WAYPOINT 1 > PLAZA DEL CARMEN
La passeggiata comincia nella Piazza del Carmen e continua per il centro storico della città: la Piazza Bib-Rambla, la Cattedrale, l’Alcaicería e la Cappella Reale. Poi continua per l’Albaicín e infine ritorna a Piazza Nueva dove termina l’itinerario che dura circa due ore e mezza.

WAYPOINT 2 > CORRAL DEL CARBÓN
Corral del Carbón. Granada

La prima fermata è nel Corral del Carbón. Fino a questo luogo –che ospitava i magazzini per le merci e le stanze per il riposo dei viaggiatori – arrivavano i mercanti con le loro merci e i loro animali che venivano ricevuti con un abbeveratoio.
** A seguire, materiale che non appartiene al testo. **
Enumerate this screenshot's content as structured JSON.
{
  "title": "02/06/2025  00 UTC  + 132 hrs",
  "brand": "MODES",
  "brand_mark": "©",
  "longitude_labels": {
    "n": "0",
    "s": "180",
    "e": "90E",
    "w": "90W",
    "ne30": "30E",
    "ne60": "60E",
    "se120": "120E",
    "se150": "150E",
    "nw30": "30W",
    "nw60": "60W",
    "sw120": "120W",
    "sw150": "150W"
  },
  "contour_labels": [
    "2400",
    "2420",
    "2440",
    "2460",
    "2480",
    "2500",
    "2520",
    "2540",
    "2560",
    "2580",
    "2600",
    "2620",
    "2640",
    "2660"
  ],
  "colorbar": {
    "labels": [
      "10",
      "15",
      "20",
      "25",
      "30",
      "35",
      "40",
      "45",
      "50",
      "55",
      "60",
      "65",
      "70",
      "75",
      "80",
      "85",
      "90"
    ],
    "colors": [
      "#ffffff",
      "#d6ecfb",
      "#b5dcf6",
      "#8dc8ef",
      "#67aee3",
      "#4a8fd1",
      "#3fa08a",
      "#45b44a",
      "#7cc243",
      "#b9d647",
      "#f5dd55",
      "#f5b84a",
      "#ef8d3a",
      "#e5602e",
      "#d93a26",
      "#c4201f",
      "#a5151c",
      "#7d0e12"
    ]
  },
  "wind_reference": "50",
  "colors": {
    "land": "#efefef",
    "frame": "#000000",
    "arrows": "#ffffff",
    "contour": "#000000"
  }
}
Il Corral del Carbón è l’unico funduq o mercato dei cereali dell’epoca musulmana; un luogo che si trovava nel circuito commerciale, dove era permesso il riposo dei mercanti e l’intimità dei commerci che avvenivano all’interno. Con l’arrivo dei cristiani la sua funzione di foresteria si trasformò in magazzino e proprio per questo motivo prese il nome di ‘carbone’, che era l’elemento che immagazzinava nella parte più bassa dell’edificio. In alcuni periodi venne utilizzato anche come luogo di riunione e di attività teatrale.

WAYPOINT 3 > PLAZA BIB-RAMBLA

Scendendo per la strada Zocatín il viaggiatore arriva al piazza Bib-Rambla. Anche se ai castigliani piaceva la città di Granada, tipicamente islamica, con le sue strade strette, le poche piazze e le piccole moschee, la mancanza di spazi aperti creava una sensazione di claustrofobia. Bib-Rambla è un ottimo esempio della cristianizzazione e castiglianizzazione a cui venne sottoposta la capitale dopo la conquista dei Re Cattolici. La grandezza della piazza viene raddoppiata, trasformata in piazza maggiore, come le piazze presenti in tutte le città castigliane. Questa piazza veniva utilizzata per tutte le celebrazioni pubbliche della città nell’epoca cristiana: processioni, atti di fede, tornei, esecuzioni…

WAYPOINT 4 > CATEDRAL

Di fronte alla Cattedrale si trova la piazza delle Pasiegas. La regina Isabella la Cattolica diede così tanta importanza alla Conquista del Regno di Granada da parte del cristianesimo che ancor prima di intraprendere la sua crociata, chiese al Papa di per poter erigere chiese nelle località conquistate. Fece costruire una cattedrale che venne dedicata all’Incarnazione di Maria, come tutte le chiese che si edificarono nelle città della provincia conquistate in questa epoca, dovuto alla gran devozione che la Regina aveva per questo mistero religioso. Nel rosone centrale della porta è rappresentato in alto rilievo il mistero dell’Incarnazione. Il soggiorno di Carlos V a Granada segnò anche il futuro della città. Il re fece costruire il suo palazzo nell’Alhambra e come luogo di sepoltura scelse la Cattedrale.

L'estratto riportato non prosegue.